Few American classics can match the original Buick Rivieras mix of effortless style and luxury But the Riviera has always remained a less obvious choice, despite the impact it made when it was launched. It s not that the Riviera has ever been forgotten, especially in the USA, but it simply never enjoyed mainstream popularity like many of its rivals here in the UK. Adored by more enlightened enthusiasts (Drive-My’s deputy editor ran a 1963 Riviera during the early 1990s), the Riviera can be a stunning purchase today.
During the late 1950s, Ford defined this rapidly growing ‘personal luxury car’ class with the Thunderbird. It was a surprising success, and General Motors wanted a piece of the action. It started work on its very own upmarket coupe, the Bill Mitchell- designed XP-715 ‘LaSalle II’ concept eventually leading to the Buick Riviera of October 1962.

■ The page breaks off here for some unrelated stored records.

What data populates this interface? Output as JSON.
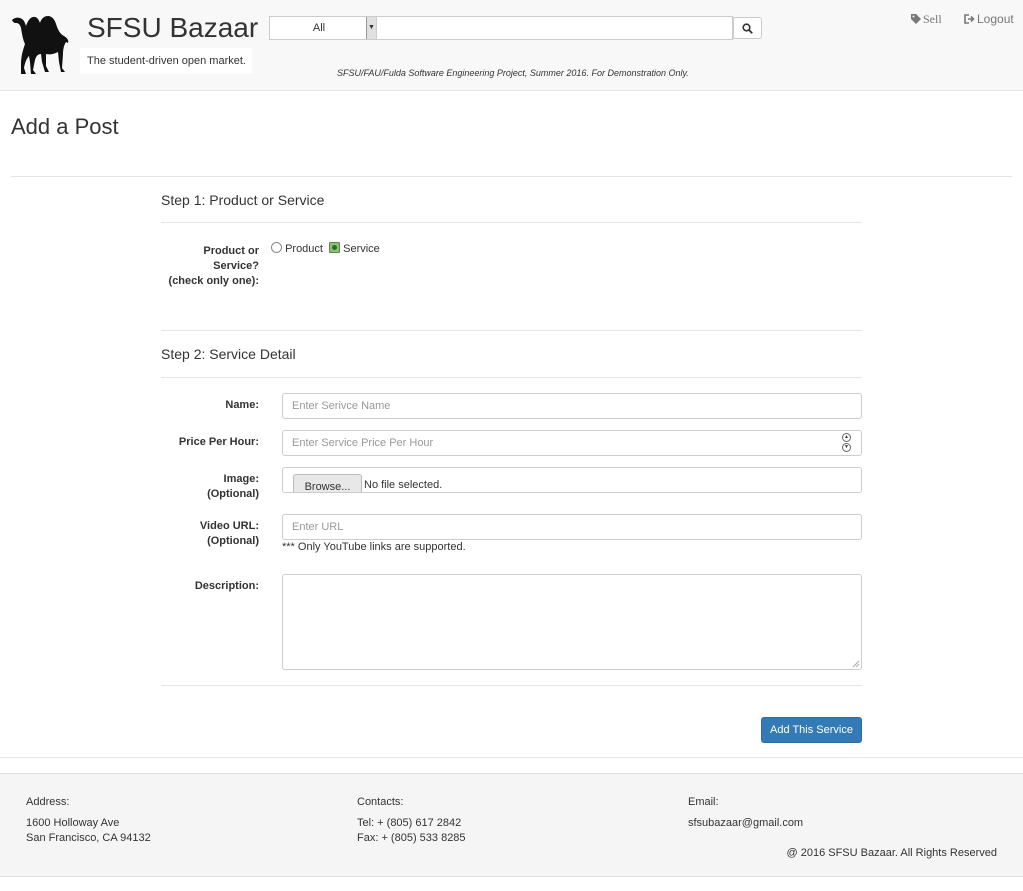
{
  "header": {
    "site_title": "SFSU Bazaar",
    "tagline": "The student-driven open market.",
    "search": {
      "category_selected": "All",
      "placeholder": ""
    },
    "disclaimer": "SFSU/FAU/Fulda Software Engineering Project, Summer 2016. For Demonstration Only.",
    "nav": {
      "sell_label": "Sell",
      "logout_label": "Logout"
    }
  },
  "page_title": "Add a Post",
  "step1": {
    "title": "Step 1: Product or Service",
    "question_lines": [
      "Product or",
      "Service?",
      "(check only one):"
    ],
    "options": [
      {
        "label": "Product",
        "checked": false
      },
      {
        "label": "Service",
        "checked": true
      }
    ]
  },
  "step2": {
    "title": "Step 2: Service Detail",
    "name_label": "Name:",
    "name_placeholder": "Enter Serivce Name",
    "price_label": "Price Per Hour:",
    "price_placeholder": "Enter Service Price Per Hour",
    "image_label_lines": [
      "Image:",
      "(Optional)"
    ],
    "browse_label": "Browse...",
    "file_status": "No file selected.",
    "video_label_lines": [
      "Video URL:",
      "(Optional)"
    ],
    "video_placeholder": "Enter URL",
    "video_help": "*** Only YouTube links are supported.",
    "description_label": "Description:",
    "submit_label": "Add This Service"
  },
  "footer": {
    "address_title": "Address:",
    "address_lines": [
      "1600 Holloway Ave",
      "San Francisco, CA 94132"
    ],
    "contacts_title": "Contacts:",
    "contacts_lines": [
      "Tel: + (805) 617 2842",
      "Fax: + (805) 533 8285"
    ],
    "email_title": "Email:",
    "email": "sfsubazaar@gmail.com",
    "copyright": "@ 2016 SFSU Bazaar. All Rights Reserved"
  },
  "colors": {
    "primary_button": "#337ab7",
    "header_bg": "#f8f8f8",
    "footer_bg": "#f5f5f5"
  },
  "icons": {
    "logo": "camel-logo",
    "search": "search-icon",
    "sell": "tag-icon",
    "logout": "logout-icon"
  }
}
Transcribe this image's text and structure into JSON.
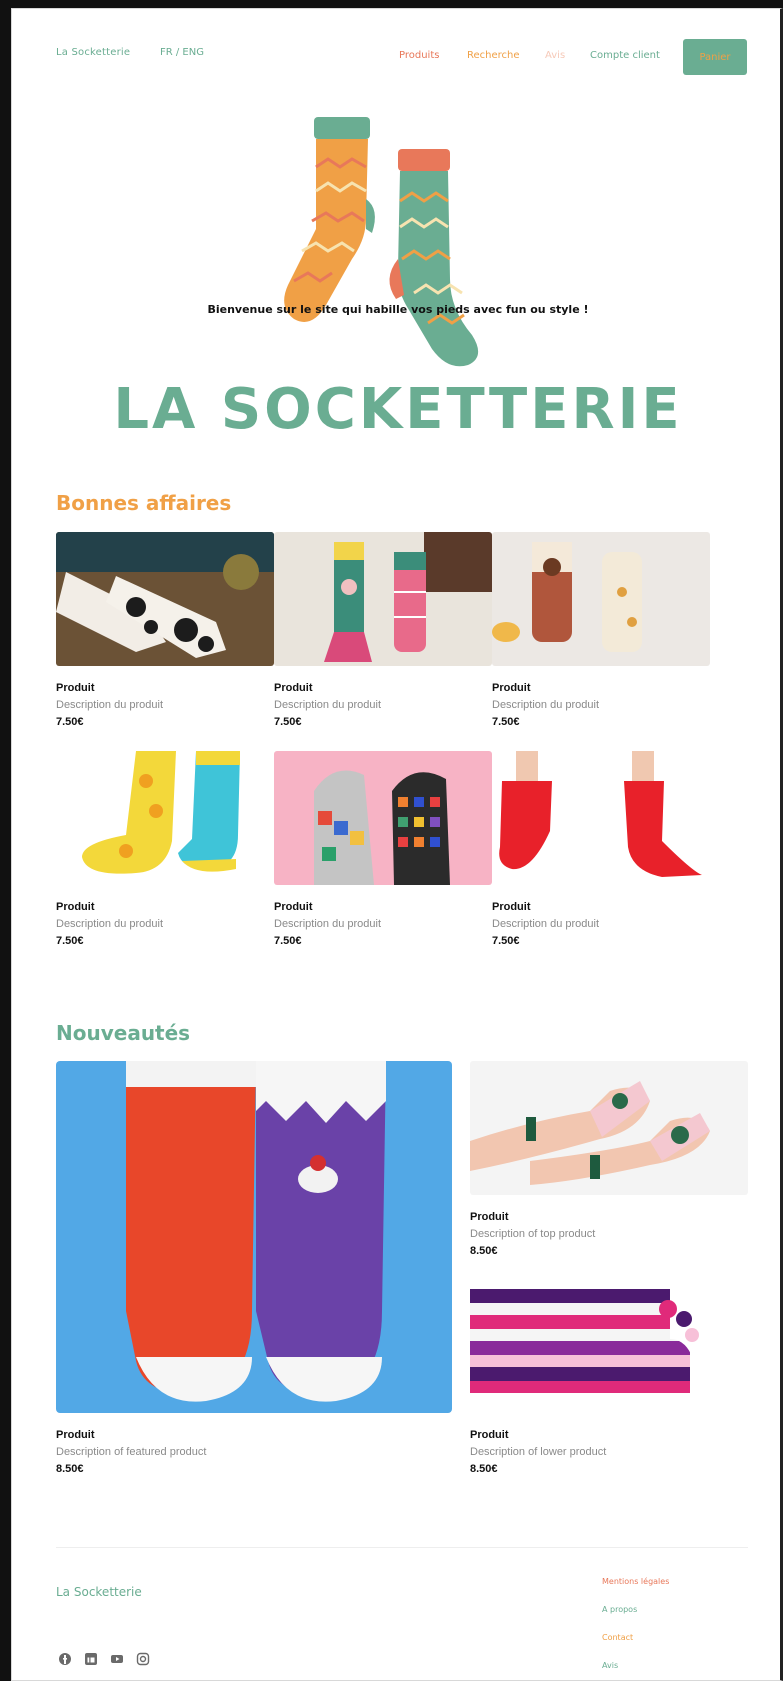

When launched, the Riviera was powered by Buick’s 325bhp, 6.6-litre ‘Nailhead’ V8 which was shortly joined by an optional 7.0-litre unit. Standard equipment included potent power assistance for the steering and the all-drum brakes, and, even with two- speed Dynaflow automatic transmission, it would cover 0-60mph in 8sec and go on to about 120mph.
Based on underpinnings similar to those of the rest of the Buick range, the cruciform chassis was slightly shortened and narrowed and sat under an all-new, unique bodyshell. The all-coil suspension used double wishbones up front and a live axle at the rear, located by trailing arms. It was set up, however, to be lower and (relatively) firmer than any previous Buick.
The smaller’ body (still 17ft 5in long) helped make the Riviera considerably lighter than other Buicks, so it was surprisingly quick in standard form. It would get somewhat quicker in 1964 with the launch of the Super Wildcat version, whose 7.0-litre engine gained a second carburettor and a power hike to 360bhp.
A facelift in 1965 brought concealed headlamps and the removal of some superfluous vents, smartening up what was already a very classy piece of styling. Some actually prefer the look of this slightly refined version. The new Gran Sport version was also introduced which featured the 360bhp engine, more aggressive gearing and uprated suspension. All models also received an updated three-speed GM Turbo Hydra-Matic transmission. These ultimate versions of the classic Riviera shape weren’t made for long, however; after 112,244 Rivieras had rolled off the line, the time had come for the second generation.
It arrived in 1966, with a slightly bigger body and an altogether different appeal. It went through various different styles, and despite a radical, and to some eyes interesting, ‘Boat-tail’ re-style for the third generation in 1971, later Rivieras never quite grabbed the public’s imagination as the original had done. The design magic of GM’s Bill Mitchell era had gone.
Early Rivieras have always had a following. Values have remained similar to those of the Thunderbird, but the Riviera has a load more cult appeal. For the money, there’s very little out there that can compete with a Riviera on visual drama. Find a good one today, preferably a 7.0-litre, and enjoy.
WHAT TO PAY
An early Riviera in complete, running condition can start from around $10,000 in the USA, but anything you look at below about $20,000 is likely to need a lot of work. Values haven’t moved a huge amount in the last three years, which means an extremely good car can be found for around $35,000. Dealers are likely to charge around $50,000 for a concours car with the 7.0-litre engine.
Finding any car in the UK is more of a challenge, but there are a few here. Just be sure it has been maintained correctly and is well rustproofed.
If you’re importing a car from the USA, make sure it’s bodily sound, as rebuilding the floorpans and structural crossmembers is a huge undertaking. Finding parts is also surprisingly difficult, so a car in complete and sound condition will make life easier. The clubs can help here.
On the test drive, bear in mind that these cars always had a firmer, sportier ride than other Buicks. It should feel well tied down by 1960s US standards.
If it’s loose, floaty and prone to wandering, it probably needs a suspension overhaul.